I have been drawn since first becoming a reader to the sense of adventure that the opening pages of a long novel inevitably evoke. It is the closest equivalent I know to setting off on an actual journey. And in the last pages, if the book is good, you are tired but also elated and you want it to continue, because now you know this story, these characters, their lives, memories, and experiences. I was drawn to translation as a way of intensifying this experience, allowing greater access than a mere reader, but also, and this is crucial, giving responsibility for encouraging others to feel what I felt while reading. Miljenko Jergović’s Rod is a massive adventure with a wide scope, a novel that traces the intersections of lives, countries, and regions, from the early twentieth century to the present day. The theme of mixture is a central feature and one of the most attractive aspects of the book, an idea that is still contested in many parts of the world. Jergović’s embrace of this mixture as his heritage along with his fundamental doubt in political structures that attempt to offer ideologies of purity—ethnic, religious, or otherwise—make his an absolutely contemporary voice. At the same time, he is a writer’s writer, reflecting carefully on his work as he goes, with formal innovations and inventions.

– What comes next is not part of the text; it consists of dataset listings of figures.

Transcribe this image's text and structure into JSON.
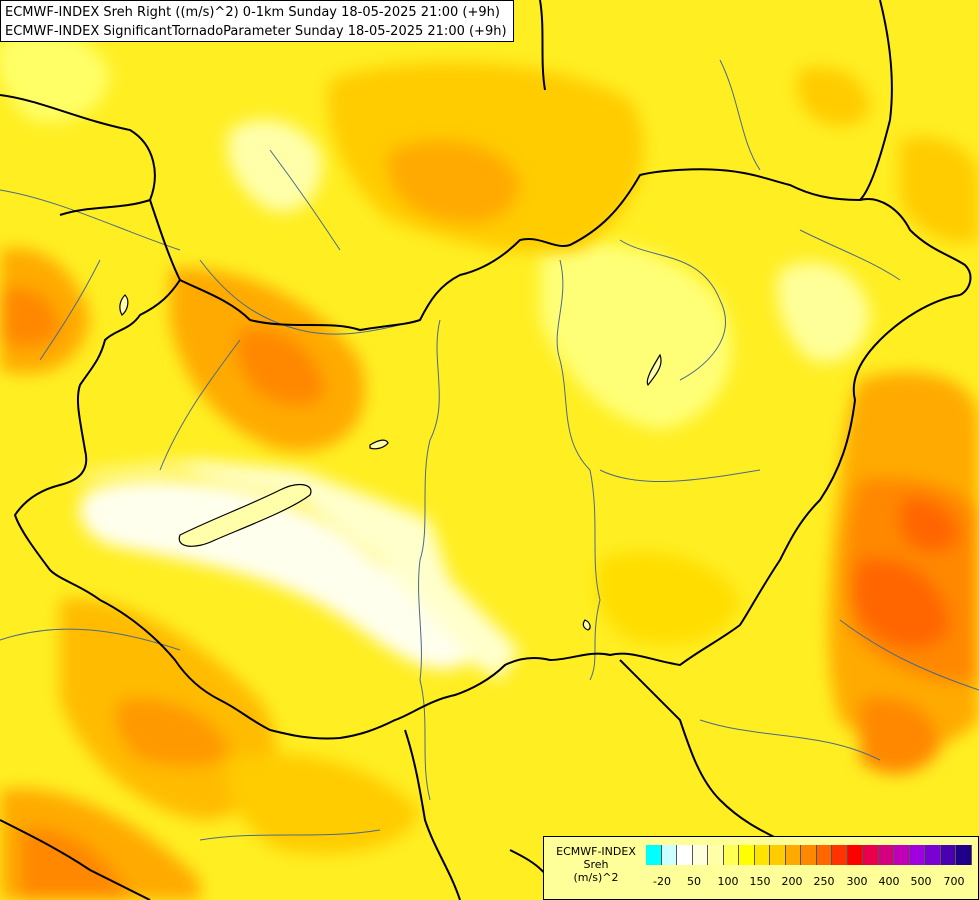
{
  "title": {
    "line1": "ECMWF-INDEX Sreh Right ((m/s)^2) 0-1km Sunday 18-05-2025 21:00 (+9h)",
    "line2": "ECMWF-INDEX SignificantTornadoParameter Sunday 18-05-2025 21:00 (+9h)"
  },
  "legend": {
    "name_line1": "ECMWF-INDEX",
    "name_line2": "Sreh",
    "name_line3": "(m/s)^2",
    "colors": [
      "#00ffff",
      "#ccffff",
      "#ffffff",
      "#ffffdd",
      "#ffffaa",
      "#ffff55",
      "#ffff00",
      "#ffe400",
      "#ffcc00",
      "#ffaa00",
      "#ff8800",
      "#ff6600",
      "#ff3300",
      "#ff0000",
      "#e8004a",
      "#d40080",
      "#c000b8",
      "#a000e0",
      "#7a00d4",
      "#4a00b0",
      "#20008a"
    ],
    "tick_labels": [
      "-20",
      "50",
      "100",
      "150",
      "200",
      "250",
      "300",
      "400",
      "500",
      "700"
    ]
  },
  "field_colors": {
    "background": "#ffff33",
    "light": "#ffffaa",
    "pale": "#ffffdd",
    "yellow": "#ffe600",
    "gold": "#ffcc00",
    "orange": "#ffaa00",
    "dark_orange": "#ff8800",
    "red_orange": "#ff6600",
    "border": "#000000",
    "river": "#4a6a8a"
  }
}
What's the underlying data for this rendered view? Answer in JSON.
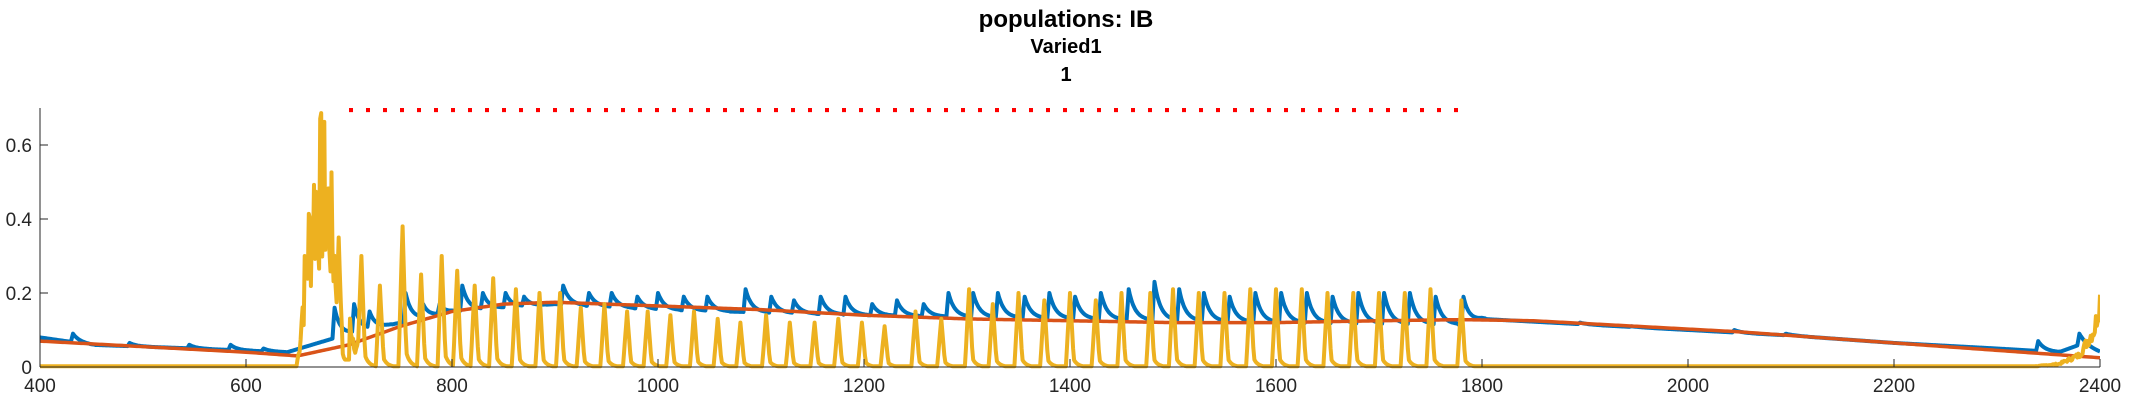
{
  "chart_data": {
    "type": "line",
    "title": "populations: IB",
    "subtitle": "Varied1",
    "subtitle2": "1",
    "xlabel": "",
    "ylabel": "",
    "xlim": [
      400,
      2400
    ],
    "ylim": [
      0,
      0.7
    ],
    "xticks": [
      400,
      600,
      800,
      1000,
      1200,
      1400,
      1600,
      1800,
      2000,
      2200,
      2400
    ],
    "xtick_labels": [
      "400",
      "600",
      "800",
      "1000",
      "1200",
      "1400",
      "1600",
      "1800",
      "2000",
      "2200",
      "2400"
    ],
    "yticks": [
      0,
      0.2,
      0.4,
      0.6
    ],
    "ytick_labels": [
      "0",
      "0.2",
      "0.4",
      "0.6"
    ],
    "grid": false,
    "series": [
      {
        "color": "#0072BD",
        "style": "spiky-line",
        "baseline_points": [
          [
            400,
            0.08
          ],
          [
            450,
            0.06
          ],
          [
            550,
            0.05
          ],
          [
            640,
            0.04
          ],
          [
            700,
            0.09
          ],
          [
            800,
            0.15
          ],
          [
            900,
            0.17
          ],
          [
            1000,
            0.155
          ],
          [
            1200,
            0.14
          ],
          [
            1400,
            0.13
          ],
          [
            1600,
            0.12
          ],
          [
            1780,
            0.115
          ],
          [
            1800,
            0.13
          ],
          [
            1900,
            0.115
          ],
          [
            2000,
            0.1
          ],
          [
            2100,
            0.085
          ],
          [
            2200,
            0.065
          ],
          [
            2300,
            0.05
          ],
          [
            2360,
            0.04
          ],
          [
            2380,
            0.06
          ],
          [
            2400,
            0.04
          ]
        ],
        "peak_times": [
          432,
          487,
          545,
          585,
          617,
          686,
          705,
          720,
          755,
          772,
          788,
          810,
          830,
          852,
          870,
          908,
          933,
          955,
          980,
          1000,
          1025,
          1048,
          1085,
          1110,
          1132,
          1158,
          1182,
          1208,
          1232,
          1258,
          1282,
          1306,
          1330,
          1356,
          1380,
          1405,
          1430,
          1457,
          1482,
          1506,
          1530,
          1555,
          1580,
          1605,
          1630,
          1655,
          1680,
          1705,
          1730,
          1755,
          1782,
          1895,
          1945,
          1995,
          2045,
          2095,
          2340,
          2380
        ],
        "peak_heights": [
          0.09,
          0.065,
          0.06,
          0.06,
          0.05,
          0.16,
          0.17,
          0.15,
          0.2,
          0.17,
          0.17,
          0.22,
          0.2,
          0.2,
          0.19,
          0.22,
          0.2,
          0.2,
          0.19,
          0.2,
          0.19,
          0.19,
          0.21,
          0.19,
          0.18,
          0.19,
          0.19,
          0.17,
          0.18,
          0.17,
          0.2,
          0.2,
          0.2,
          0.19,
          0.2,
          0.19,
          0.2,
          0.21,
          0.23,
          0.21,
          0.2,
          0.19,
          0.2,
          0.2,
          0.2,
          0.19,
          0.2,
          0.2,
          0.2,
          0.19,
          0.19,
          0.12,
          0.11,
          0.1,
          0.1,
          0.09,
          0.07,
          0.09
        ]
      },
      {
        "color": "#D95319",
        "style": "smooth-line",
        "points": [
          [
            400,
            0.07
          ],
          [
            500,
            0.055
          ],
          [
            600,
            0.04
          ],
          [
            650,
            0.03
          ],
          [
            700,
            0.06
          ],
          [
            750,
            0.11
          ],
          [
            800,
            0.15
          ],
          [
            850,
            0.17
          ],
          [
            900,
            0.175
          ],
          [
            1000,
            0.165
          ],
          [
            1100,
            0.155
          ],
          [
            1200,
            0.14
          ],
          [
            1300,
            0.13
          ],
          [
            1400,
            0.125
          ],
          [
            1500,
            0.12
          ],
          [
            1600,
            0.12
          ],
          [
            1700,
            0.125
          ],
          [
            1780,
            0.128
          ],
          [
            1850,
            0.125
          ],
          [
            1950,
            0.11
          ],
          [
            2050,
            0.095
          ],
          [
            2150,
            0.075
          ],
          [
            2250,
            0.055
          ],
          [
            2350,
            0.035
          ],
          [
            2400,
            0.025
          ]
        ]
      },
      {
        "color": "#EDB120",
        "style": "pulse-line",
        "burst_range": [
          650,
          700
        ],
        "burst_max": 0.7,
        "pulse_times": [
          690,
          712,
          730,
          752,
          770,
          790,
          805,
          822,
          840,
          862,
          885,
          905,
          925,
          948,
          970,
          990,
          1012,
          1035,
          1058,
          1080,
          1105,
          1128,
          1152,
          1175,
          1198,
          1220,
          1250,
          1275,
          1302,
          1325,
          1350,
          1375,
          1400,
          1425,
          1450,
          1478,
          1500,
          1525,
          1550,
          1575,
          1600,
          1625,
          1650,
          1675,
          1700,
          1725,
          1750,
          1780
        ],
        "pulse_heights": [
          0.35,
          0.3,
          0.22,
          0.38,
          0.25,
          0.3,
          0.26,
          0.22,
          0.24,
          0.21,
          0.2,
          0.2,
          0.16,
          0.17,
          0.15,
          0.15,
          0.14,
          0.15,
          0.13,
          0.12,
          0.14,
          0.12,
          0.12,
          0.13,
          0.12,
          0.11,
          0.15,
          0.13,
          0.21,
          0.17,
          0.2,
          0.18,
          0.2,
          0.18,
          0.2,
          0.2,
          0.21,
          0.2,
          0.2,
          0.21,
          0.21,
          0.21,
          0.2,
          0.2,
          0.2,
          0.2,
          0.21,
          0.18
        ],
        "tail_rise": [
          [
            2330,
            0.0
          ],
          [
            2360,
            0.01
          ],
          [
            2380,
            0.04
          ],
          [
            2395,
            0.13
          ],
          [
            2400,
            0.23
          ]
        ]
      },
      {
        "color": "#FF0000",
        "style": "dotted",
        "points": [
          [
            700,
            0.695
          ],
          [
            1780,
            0.695
          ]
        ]
      }
    ]
  }
}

The book’s six sections, each with its own title and genre label, pose translation challenges, but also offer up their own adventurous beginnings and poignant endings. I find the resulting panorama inspiring each time I open the book. The first section, “Where Other People Live: A Presentation,” sets out the author-narrator’s position in contemporary society as well as some of the characters whose lives will be explored subsequently. The second section, “The Stublers: A Family Novel,” is a nearly free-standing novella comprised of 18 titled chapters of approximately five to 15 pages each. The chapters have names like “Here is What We Looked Like on the First Day of the War” (about a photo taken in Dubrovnik on April 6, 1941) and “The Long Missive of Mihajlo Fleginski” (of a family friend imprisoned by the Soviets in the Gulag). The third part is entitled “Miners, Smiths, Drunkards, and their Wives: Quartets” and continues the compilation of vignettes of characters in miniature, but adds a formal constraint: each of the seven pieces is shaped as four short chapters, never more than one page in length, sometimes as a single paragraph. Part four of the book, “Mama Ionesco: Reportaža,” is a single, 125-page long treatment of the life and death of the last Stubler, Javorka, who was born in 1942 and died in 2012. The fourth section is entitled simply “Inventories,” though the words (inventarna knjiga) could also suggest a degree of invention. It is the longest section of the book and echoes the pattern of earlier vignettes. Section five is “A Calendar of Daily Events: Fictions,” though if these are fictions then everything preceding might as well be thought of in the same way, since the familiar constellation of characters returns, and the events of previous sections are danced around, augmented, commented upon. The final section, “History, Photographs,” is comprised of 21 photographs of things and persons associated with earlier parts of the book—for instance, the bed in which several members of the Stubler family died, family photos, and wartime memorabilia. Each is accompanied by a description and commentary ranging from a paragraph to a page. The resulting mixture of materials, a thematic as well as a structural choice, creates a whole from the necessarily fragmentary aspects of family life, spiraling outward from a center and creating story upon story, adventure upon adventure, in the process.
Miljenko Jergović is a Bosnian-Herzegovnian and Croatian prose writer. As a novelist, he is considered one of the most exciting voices to come out of the South Slav region, and translations of his books have been published by Archipelago books. His poetry awards include the Goran Prize for young poets and the Mak Dizdar Award, and his short story collection received the Erich Maria Remarque Peace Prize.
Russell Scott Valentino has authored two books about Russian literature and translated seven literary works from Italian, Bosnian-Croatian-Serbian, and Russian, including Fulvio Tomizza’s Materada (2000), Carlo Michelstaedter’s Persuasion and Rhetoric (2005), and Predrag Matvejevic’s The Other Venice (2007). His work has appeared in an array of magazines and journals. He served as editor-in-chief at The Iowa Review from 2009 to 2013, and is currently President of the American Literary Translators Association (ALTA), senior editor at Autumn Hill Books, and Professor of Slavic and East European Languages and Cultures at Indiana University.
This piece is part of PEN’s 2016 PEN/Heim Translation Series, which features excerpts and essays from recipients of this year’s PEN/Heim Translation Fund Grants.
Russell Scott Valentino’s translation is forthcoming from Archipelago Books.